Les jeunes architectes ne seraient-ils pas trop exigeants pour leurs premières commandes ? L'un de ces jeunes gens expliqua avoir accès à la commande en investissant les petites villes et les villages «délaissés par les architectes installés». Il est remarquable d'ailleurs que si peu d'entre eux n'aient su placer leur action dans une vision plus large de la société, les «jeunes» médecins, avocats, journalistes, artistes, musiciens mais aussi maçons, couvreurs, charpentiers (j'en oublie évidemment) devant aussi faire leurs preuves avant de se voir confier des projets prestigieux et rémunérateurs. Un jeune architecte français travaillant à Chicago a ainsi rappelé avec quelque ironie, à quel point les jeunes architectes américains «enviaient» la situation «privilégiée» de leurs «jeunes» collègues français, soutenus par un Ministère de la Culture qui publiait leurs travaux.
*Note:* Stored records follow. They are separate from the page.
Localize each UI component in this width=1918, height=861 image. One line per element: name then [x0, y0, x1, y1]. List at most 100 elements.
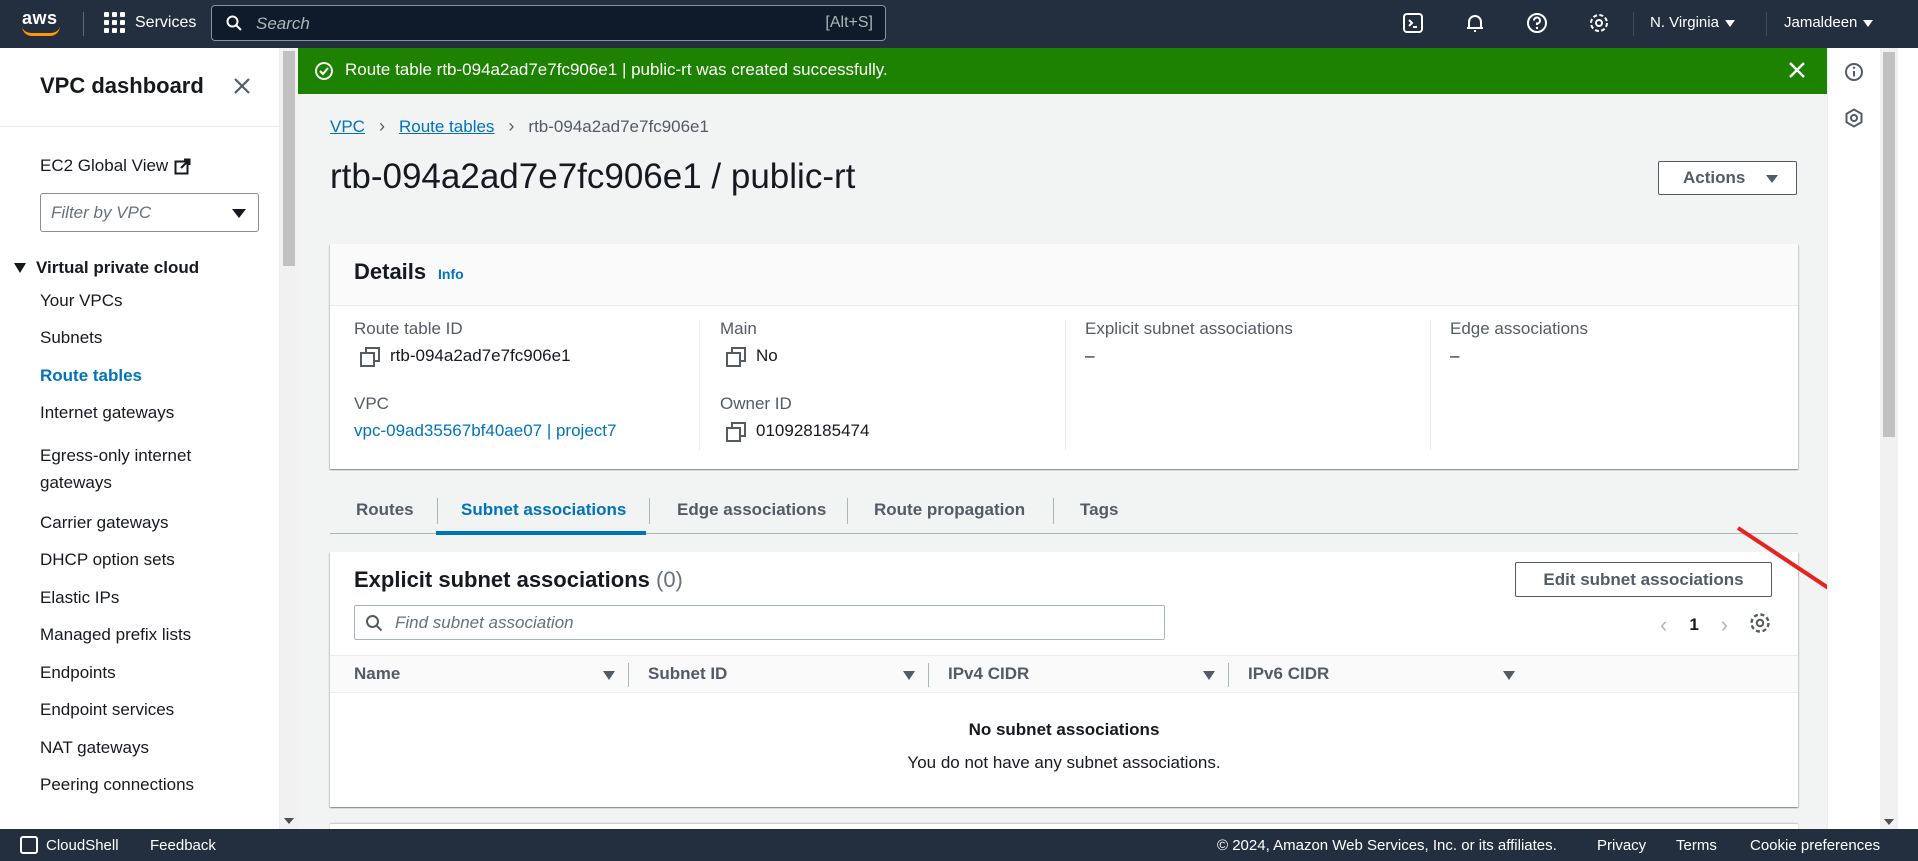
nav-divider [83, 12, 84, 36]
services-menu-button[interactable]: Services [104, 12, 196, 33]
column-divider[interactable] [628, 663, 629, 687]
column-header-name[interactable]: Name [354, 664, 400, 684]
info-link[interactable]: Info [438, 266, 464, 282]
cookie-preferences-link[interactable]: Cookie preferences [1750, 837, 1880, 854]
table-header: Name Subnet ID IPv4 CIDR IPv6 CIDR [330, 655, 1798, 693]
sidebar-title[interactable]: VPC dashboard [40, 73, 204, 99]
search-placeholder: Search [256, 14, 310, 33]
settings-gear-icon[interactable] [1588, 12, 1610, 34]
page-scroll-thumb[interactable] [1883, 52, 1895, 437]
tab-routes[interactable]: Routes [356, 500, 414, 520]
details-title: Details [354, 259, 427, 284]
nav-separator [1766, 12, 1767, 36]
sidebar-item-route-tables[interactable]: Route tables [40, 362, 240, 389]
actions-button[interactable]: Actions [1658, 161, 1797, 195]
chevron-right-icon[interactable]: › [1721, 612, 1728, 638]
resource-hexagon-icon[interactable] [1844, 108, 1864, 128]
notifications-bell-icon[interactable] [1464, 12, 1486, 34]
actions-label: Actions [1683, 168, 1746, 187]
scroll-down-arrow-icon[interactable] [1884, 819, 1894, 825]
route-table-id-value: rtb-094a2ad7e7fc906e1 [360, 346, 571, 367]
column-header-ipv4-cidr[interactable]: IPv4 CIDR [948, 664, 1029, 684]
feedback-link[interactable]: Feedback [150, 837, 216, 854]
privacy-link[interactable]: Privacy [1597, 837, 1646, 854]
close-sidebar-icon[interactable] [232, 76, 252, 96]
external-link-icon [174, 158, 191, 174]
breadcrumb-route-tables-link[interactable]: Route tables [399, 117, 494, 137]
explicit-associations-label: Explicit subnet associations [1085, 319, 1293, 338]
sidebar-item-ec2-global-view[interactable]: EC2 Global View [40, 156, 191, 176]
sidebar-item-managed-prefix-lists[interactable]: Managed prefix lists [40, 621, 240, 648]
preferences-gear-icon[interactable] [1748, 611, 1772, 635]
column-divider[interactable] [1228, 663, 1229, 687]
column-header-ipv6-cidr[interactable]: IPv6 CIDR [1248, 664, 1329, 684]
sidebar-item-carrier-gateways[interactable]: Carrier gateways [40, 509, 240, 536]
scroll-down-arrow-icon[interactable] [284, 818, 294, 824]
aws-logo[interactable]: aws [20, 8, 64, 38]
tab-edge-associations[interactable]: Edge associations [677, 500, 826, 520]
success-check-icon [315, 62, 333, 80]
copy-icon[interactable] [360, 347, 380, 367]
account-menu[interactable]: Jamaldeen [1784, 14, 1874, 31]
owner-id-value: 010928185474 [726, 421, 869, 442]
current-page[interactable]: 1 [1689, 615, 1698, 635]
sidebar-scrollbar[interactable] [280, 48, 298, 829]
chevron-left-icon[interactable]: ‹ [1660, 612, 1667, 638]
sidebar-section-virtual-private-cloud[interactable]: Virtual private cloud [14, 258, 199, 278]
column-header-subnet-id[interactable]: Subnet ID [648, 664, 727, 684]
sidebar-item-endpoint-services[interactable]: Endpoint services [40, 696, 240, 723]
cloudshell-label: CloudShell [46, 836, 119, 854]
sidebar-item-peering-connections[interactable]: Peering connections [40, 771, 240, 798]
column-divider [1430, 320, 1431, 450]
region-label: N. Virginia [1650, 14, 1719, 31]
explicit-associations-value: – [1085, 346, 1095, 365]
success-flash-banner: Route table rtb-094a2ad7e7fc906e1 | publ… [298, 48, 1827, 94]
vpc-link[interactable]: vpc-09ad35567bf40ae07 | project7 [354, 421, 616, 441]
active-tab-indicator [436, 531, 646, 535]
sidebar-item-your-vpcs[interactable]: Your VPCs [40, 287, 240, 314]
info-panel-icon[interactable] [1844, 62, 1864, 82]
breadcrumb-vpc-link[interactable]: VPC [330, 117, 365, 137]
tab-tags[interactable]: Tags [1080, 500, 1118, 520]
empty-state-title: No subnet associations [968, 720, 1160, 739]
find-subnet-association-input[interactable]: Find subnet association [354, 605, 1165, 640]
search-input[interactable]: Search [Alt+S] [211, 5, 886, 41]
sidebar-item-nat-gateways[interactable]: NAT gateways [40, 734, 240, 761]
dismiss-close-icon[interactable] [1786, 59, 1808, 81]
find-placeholder: Find subnet association [395, 613, 574, 632]
terms-link[interactable]: Terms [1676, 837, 1717, 854]
help-icon[interactable] [1526, 12, 1548, 34]
tab-separator [1053, 498, 1054, 524]
breadcrumb: VPC › Route tables › rtb-094a2ad7e7fc906… [330, 116, 709, 137]
filter-by-vpc-select[interactable]: Filter by VPC [40, 193, 259, 232]
sidebar-item-subnets[interactable]: Subnets [40, 324, 240, 351]
edge-associations-value: – [1450, 346, 1460, 365]
aws-smile-icon [22, 26, 60, 36]
column-divider[interactable] [928, 663, 929, 687]
chevron-right-icon: › [508, 116, 515, 136]
sort-caret-icon[interactable] [903, 671, 915, 680]
cloudshell-button[interactable]: CloudShell [20, 836, 119, 854]
copy-icon[interactable] [726, 347, 746, 367]
sort-caret-icon[interactable] [603, 671, 615, 680]
chevron-right-icon: › [378, 116, 385, 136]
nav-separator [1633, 12, 1634, 36]
page-scrollbar[interactable] [1880, 48, 1898, 829]
cloudshell-icon[interactable] [1402, 12, 1424, 34]
sidebar-scroll-thumb[interactable] [283, 51, 295, 266]
sidebar-item-egress-only-internet-gateways[interactable]: Egress-only internet gateways [40, 442, 240, 496]
sort-caret-icon[interactable] [1203, 671, 1215, 680]
sidebar: VPC dashboard EC2 Global View Filter by … [0, 48, 280, 829]
tab-subnet-associations[interactable]: Subnet associations [461, 500, 626, 520]
sidebar-item-elastic-ips[interactable]: Elastic IPs [40, 584, 240, 611]
caret-down-icon [1724, 19, 1735, 27]
copy-icon[interactable] [726, 422, 746, 442]
sidebar-item-endpoints[interactable]: Endpoints [40, 659, 240, 686]
sidebar-item-dhcp-option-sets[interactable]: DHCP option sets [40, 546, 240, 573]
sidebar-item-internet-gateways[interactable]: Internet gateways [40, 399, 240, 426]
tab-separator [437, 498, 438, 524]
tab-route-propagation[interactable]: Route propagation [874, 500, 1025, 520]
column-divider [699, 320, 700, 450]
sort-caret-icon[interactable] [1503, 671, 1515, 680]
region-selector[interactable]: N. Virginia [1650, 14, 1735, 31]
Jean-Louis Cohen, directeur de l'IFA, a bien tenté de recadrer les choses. «Quelle est la nature de la récompense ?», s'interrogea-t-il à voix haute avant de répondre : «On est dans l'ordre de la distinction et de la communication». Il semblait penser qu'en l'occurrence, la récompense n'était déjà pas si mal - le très beau catalogue imprimé et vendu 25 euros est une réalisation de communication dont aucun des lauréats n'a à rougir. «Peut-on passer à la commande ? Est-ce souhaitable ?», conclut-il très justement.
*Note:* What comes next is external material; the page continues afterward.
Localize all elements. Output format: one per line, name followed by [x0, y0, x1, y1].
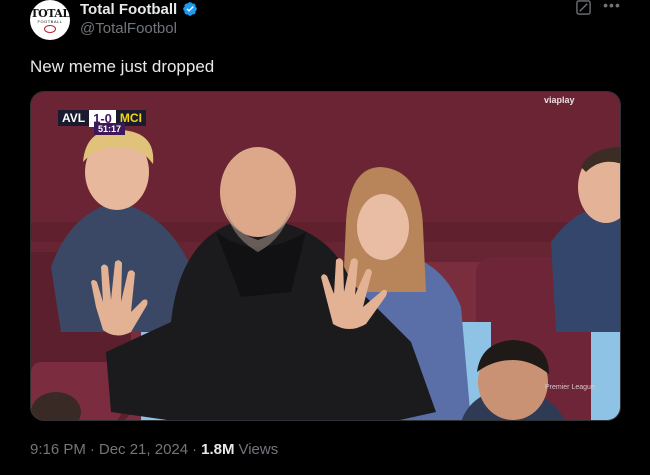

Raphaël Hacquin sembla lui-même quelque peu surpris de ces exigences d'un sponsoring sonnant et trébuchant. «Il y a une volonté forte du ministre qui veut des médiathèques partout en France», dit-il. «On fera appel à vous, d'abord pour aider puis avec des commandes fermes». Dans sa bonne volonté manifeste de rassurer, il assurait même «qu'il faudra bien que les collectivités territoriales acceptent de jouer le jeu» avant de se reprendre. «On vous met en valeur mais les maîtres d'ouvrage restent libres de leurs décisions».

Au final, il est regrettable que la conférence-débat se soit résumée à un échange entre les jeunes architectes primés et les modérateurs (Jean-Louis Violleau, sociologue, Fiona Meadows, architecte et enseignante à Paris - La Villette et Raphaël Hacquin) sans jamais véritablement s'adresser au public qui avait pourtant généreusement rempli la petite salle de l'IFA. On l'aura compris, l'architecture de proximité, si elle est confiée aux jeunes architectes, n'est pas pour demain. Le fossé qui sépare l'architecture des Français, à ce rythme, n'est pas près de se résorber non plus. Tout cela dit, n'hésitez pas à découvrir ces jeunes gens bourrés de talent et leurs oeuvres sur le site www.nouveaux-albums.culture.fr.